Relative contra-indications and indications have to be considered to
be able to benefit maximally from this technique.(41) If the mean
transfusion requirement for the specific procedure exceeds 1 unit it
should be considered.
3. Acute normovolemic haemodilution
The literature supports the efficacy in reducing the number of
allogeneic units transfused per patient. But there is controversy with
regards to the efficacy to reduce the number of patients receiving
allogeneic blood.(42) It does seem to be safe and effective in centres
that make routine use of this technique.(4)
Page 15 of 21
4. Pharmacological interventions
The use of antifibrinolytics (tranexamic acid and aprotinin) have been
shown to decrease perioperative blood loss and allogeneic blood
requirements in certain surgical procedures such as major
orthopaedic surgery.(43) Tranexamic acid seems to be associated with
less adverse events than aprotinin.
5. Induced hypotensive anaesthesia
This has been shown to be effective in decreasing blood loss and
requirements of allogeneic blood especially in orthognathic
surgery(44), although it has been associated with it’s own side effects.

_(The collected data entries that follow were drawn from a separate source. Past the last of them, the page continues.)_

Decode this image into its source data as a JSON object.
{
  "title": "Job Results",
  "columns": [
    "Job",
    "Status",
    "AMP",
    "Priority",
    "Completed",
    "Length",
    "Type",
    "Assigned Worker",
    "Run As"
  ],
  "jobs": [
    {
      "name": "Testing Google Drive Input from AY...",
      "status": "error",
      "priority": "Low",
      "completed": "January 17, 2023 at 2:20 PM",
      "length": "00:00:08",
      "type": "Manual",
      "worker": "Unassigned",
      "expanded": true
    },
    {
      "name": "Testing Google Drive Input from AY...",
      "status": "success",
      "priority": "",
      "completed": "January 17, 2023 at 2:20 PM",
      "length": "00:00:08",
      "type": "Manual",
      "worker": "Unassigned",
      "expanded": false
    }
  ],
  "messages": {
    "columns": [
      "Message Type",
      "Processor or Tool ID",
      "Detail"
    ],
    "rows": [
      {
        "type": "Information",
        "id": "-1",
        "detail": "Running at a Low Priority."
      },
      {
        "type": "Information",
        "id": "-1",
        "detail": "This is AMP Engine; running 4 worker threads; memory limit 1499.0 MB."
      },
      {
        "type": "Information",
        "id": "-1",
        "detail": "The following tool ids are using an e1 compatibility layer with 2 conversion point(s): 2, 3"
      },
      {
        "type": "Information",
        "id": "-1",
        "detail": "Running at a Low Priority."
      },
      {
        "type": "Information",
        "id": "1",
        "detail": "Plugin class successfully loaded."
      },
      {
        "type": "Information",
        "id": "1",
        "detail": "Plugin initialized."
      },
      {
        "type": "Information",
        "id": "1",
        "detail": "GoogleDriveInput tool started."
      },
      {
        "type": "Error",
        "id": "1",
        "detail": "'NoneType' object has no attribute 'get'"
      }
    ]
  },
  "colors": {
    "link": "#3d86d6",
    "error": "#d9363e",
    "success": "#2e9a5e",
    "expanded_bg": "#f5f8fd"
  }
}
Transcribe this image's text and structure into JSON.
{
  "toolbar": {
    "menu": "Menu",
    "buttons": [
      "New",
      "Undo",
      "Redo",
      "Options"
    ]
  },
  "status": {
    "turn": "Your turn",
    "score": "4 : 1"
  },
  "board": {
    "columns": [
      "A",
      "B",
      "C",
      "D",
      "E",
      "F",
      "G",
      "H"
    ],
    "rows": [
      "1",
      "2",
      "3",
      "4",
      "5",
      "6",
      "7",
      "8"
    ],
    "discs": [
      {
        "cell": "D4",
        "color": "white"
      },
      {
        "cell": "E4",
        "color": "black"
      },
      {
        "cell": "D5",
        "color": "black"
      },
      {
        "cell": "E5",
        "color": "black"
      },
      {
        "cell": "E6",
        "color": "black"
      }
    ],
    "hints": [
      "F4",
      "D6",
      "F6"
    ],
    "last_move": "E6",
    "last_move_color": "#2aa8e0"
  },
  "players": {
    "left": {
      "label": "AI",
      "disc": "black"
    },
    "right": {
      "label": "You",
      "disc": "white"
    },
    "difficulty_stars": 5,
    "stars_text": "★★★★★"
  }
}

Patient selection and appropriate monitoring is vital.
CONCLUSION
Around 700 000 units are transfused annually in South Africa.(30) As
perioperative physicians we are faced with making decisions regarding
blood administration almost on a daily basis. Blood should only be
administered if it improves patient outcome. This is easier said than done
as there are so many variables to consider.
As each of our patients physiological limits to anaemia differ (depending on
their state of health) the idea of a universal transfusion trigger has been
correctly scrutinized in the literature as being too a simplistic approach.
Although the use of physiological transfusion triggers e.g. mixed venous
oxygen saturation has been suggested to guide management, they are not
without limitations which need to be taken into consideration when used.
Evidence based medicine has been invaluable in guiding our practice. The
use of a liberal transfusion trigger (>9 g/dl) doesn’t have a better outcome
for the majority of patients compared to a restrictive transfusion trigger (7-9
g/dl).(38) In specific high risk patient groups like those with acute coronary
syndrome, the literature is insufficient to make recommendations with
regards to transfusion guidelines.(12) In these groups vigilance with regards
to monitoring for signs of tissue hypoxia is imperative to guide our decision.
Page 16 of 21
The resistance to change in blood transfusion practice by doctors is
affecting patient’s lives. I suggest following the ASA guidelines of 2006(40)
as these are the most applicable to us as anaesthetists. I would encourage
you to not only remember a specific number, but to use wisely all methods
available to you and to take into consideration all variables known by you,
to ensure tissue oxygenation and improve patient outcome. So before you
administer the next bag of blood to your patient, ask yourself this: If this
was me, would I want to receive this blood??